The Affordable Care Act's innovations present a great opportunity to get at the basic cost drivers in health care—using Medicare to model best practices and channel its immense purchasing power to drive reform throughout the health care system.             

But it is a work in progress – and now we have to implement it right. Now we have to fight the short-sighted, ideological efforts to give up and repeal it. Now we have to ask all businesses not to doom it by walking away from providing coverage – and I hope you will join me in that effort.  Now we have to get ready to take maximum advantage of this opportunity.            

To do this, I hope together we can do three things:

  • First, as private purchasers, we need to partner with Medicare and get to work immediately on implementing the system reforms and payment reforms in the Affordable Care Act. In fact, implementation should move faster than what's scheduled in the law. And we should follow Medicare's lead and put the reforms into our contracts with health plans and providers. If it's good enough for Medicare, it ought to be good enough for employment-based coverage, as well.
  • Second, we should continue to use the cost management tools we've already developed and refined: workplace prevention and health maintenance programs, screenings for early detection of chronic diseases and management of those diseases.
  • Third we need to work NOW to structure the new state health insurance exchanges so they become models for more efficient and higher quality health care.              

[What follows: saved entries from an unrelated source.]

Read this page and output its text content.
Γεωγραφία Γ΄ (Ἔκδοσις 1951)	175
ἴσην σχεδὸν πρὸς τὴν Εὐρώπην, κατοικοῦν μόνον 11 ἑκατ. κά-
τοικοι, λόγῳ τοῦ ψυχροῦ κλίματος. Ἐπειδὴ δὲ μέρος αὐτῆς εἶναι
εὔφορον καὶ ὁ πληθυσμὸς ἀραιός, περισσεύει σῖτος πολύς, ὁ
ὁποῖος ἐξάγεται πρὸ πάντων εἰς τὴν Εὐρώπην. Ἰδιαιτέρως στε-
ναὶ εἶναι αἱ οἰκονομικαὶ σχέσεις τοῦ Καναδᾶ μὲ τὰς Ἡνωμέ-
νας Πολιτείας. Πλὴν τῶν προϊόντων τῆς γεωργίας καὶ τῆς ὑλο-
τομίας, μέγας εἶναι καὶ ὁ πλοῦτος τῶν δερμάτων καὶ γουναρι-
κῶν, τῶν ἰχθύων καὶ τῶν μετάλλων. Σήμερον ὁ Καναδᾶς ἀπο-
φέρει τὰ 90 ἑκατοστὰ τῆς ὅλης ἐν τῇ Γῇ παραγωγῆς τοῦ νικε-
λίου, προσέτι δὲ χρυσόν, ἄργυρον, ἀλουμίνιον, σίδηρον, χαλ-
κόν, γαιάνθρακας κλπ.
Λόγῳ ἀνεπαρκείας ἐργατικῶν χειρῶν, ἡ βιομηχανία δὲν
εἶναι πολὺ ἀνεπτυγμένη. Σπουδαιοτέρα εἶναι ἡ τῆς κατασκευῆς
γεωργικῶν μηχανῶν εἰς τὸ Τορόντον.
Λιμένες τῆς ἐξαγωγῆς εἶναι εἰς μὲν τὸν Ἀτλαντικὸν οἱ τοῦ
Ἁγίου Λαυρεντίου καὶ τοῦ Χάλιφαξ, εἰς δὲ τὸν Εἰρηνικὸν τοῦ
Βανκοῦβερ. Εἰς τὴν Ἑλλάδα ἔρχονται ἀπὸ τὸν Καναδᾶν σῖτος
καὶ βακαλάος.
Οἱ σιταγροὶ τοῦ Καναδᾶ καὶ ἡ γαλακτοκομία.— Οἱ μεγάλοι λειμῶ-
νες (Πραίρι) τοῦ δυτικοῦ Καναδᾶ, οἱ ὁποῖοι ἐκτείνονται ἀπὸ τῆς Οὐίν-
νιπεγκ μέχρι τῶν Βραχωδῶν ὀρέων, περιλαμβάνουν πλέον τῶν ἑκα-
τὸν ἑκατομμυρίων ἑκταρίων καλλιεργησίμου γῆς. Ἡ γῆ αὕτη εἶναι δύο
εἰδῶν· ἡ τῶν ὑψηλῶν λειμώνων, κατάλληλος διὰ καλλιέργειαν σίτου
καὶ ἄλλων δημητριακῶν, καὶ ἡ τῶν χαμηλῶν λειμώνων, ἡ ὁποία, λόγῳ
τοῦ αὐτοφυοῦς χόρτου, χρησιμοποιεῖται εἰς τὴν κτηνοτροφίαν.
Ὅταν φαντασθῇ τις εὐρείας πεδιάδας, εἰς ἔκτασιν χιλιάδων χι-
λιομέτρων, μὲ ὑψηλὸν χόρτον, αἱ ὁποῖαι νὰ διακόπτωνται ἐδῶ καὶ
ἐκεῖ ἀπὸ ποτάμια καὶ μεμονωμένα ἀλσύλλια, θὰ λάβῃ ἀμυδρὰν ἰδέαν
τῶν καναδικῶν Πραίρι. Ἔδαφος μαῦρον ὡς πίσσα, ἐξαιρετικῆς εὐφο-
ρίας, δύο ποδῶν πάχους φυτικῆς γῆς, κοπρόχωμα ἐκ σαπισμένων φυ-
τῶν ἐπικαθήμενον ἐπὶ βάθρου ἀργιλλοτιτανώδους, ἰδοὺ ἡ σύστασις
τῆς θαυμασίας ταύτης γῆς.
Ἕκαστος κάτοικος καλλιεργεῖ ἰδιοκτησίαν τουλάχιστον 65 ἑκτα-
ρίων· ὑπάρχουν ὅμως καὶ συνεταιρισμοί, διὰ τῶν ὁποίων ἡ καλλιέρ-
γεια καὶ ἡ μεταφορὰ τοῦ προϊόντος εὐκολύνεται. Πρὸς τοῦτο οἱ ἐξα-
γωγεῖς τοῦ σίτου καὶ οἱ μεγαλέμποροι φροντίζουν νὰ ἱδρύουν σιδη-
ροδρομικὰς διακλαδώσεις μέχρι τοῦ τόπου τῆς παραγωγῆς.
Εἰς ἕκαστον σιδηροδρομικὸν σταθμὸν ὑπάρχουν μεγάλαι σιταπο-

At the same time, we must press for enactment of a public health insurance option that would partner with Medicare to promote payment and delivery reforms and—through competitive pressure—make those innovations the standard throughout private coverage.  A public option is in all of our interest as the people who are paying for health care, and I am convinced it is the unavoidable next step in getting health care costs under control.            

On January 1, the Center for Medicare and Medicaid Innovation will be up and running. Today, CMS is announcing the launch of the Center and a set of important new pilot models of care.            

I am heartened by the fact that unions and employers are being involved from Day One in the Center's work and, even more importantly, that the biggest of the pilot programs being announced today includes private payers as well as Medicare and Medicaid in eight states.            

So, starting today we will have the chance to partner with Medicare in delivery system reforms that save money while improving the quality of care.            

Based on recent comments by HHS officials, those early reforms are likely to include tests of the advanced primary care practice model, or "medical homes," as they are sometimes called. They're likely to include efforts around patient safety issues such as hospital acquired infections and basic process problems in care transitions, such as hospital discharges.            

The AFL-CIO and our unions want to work with employers and with Medicare to achieve the full cost-saving potential of the new law in private coverage. It will only happen if we work together in a national effort to tackle health costs.            

This means we need to take "working together" to a whole new level.            

One of the groups I looked forward to working with on this is the NBCH, since you have consistently been a leader in reforming employment-based health care.            

I'm ready to work together. Our unions are ready. I believe you're ready, too.            

Thank you for this opportunity to join in one of the most important discussions of our time.            

I would be happy to take your questions.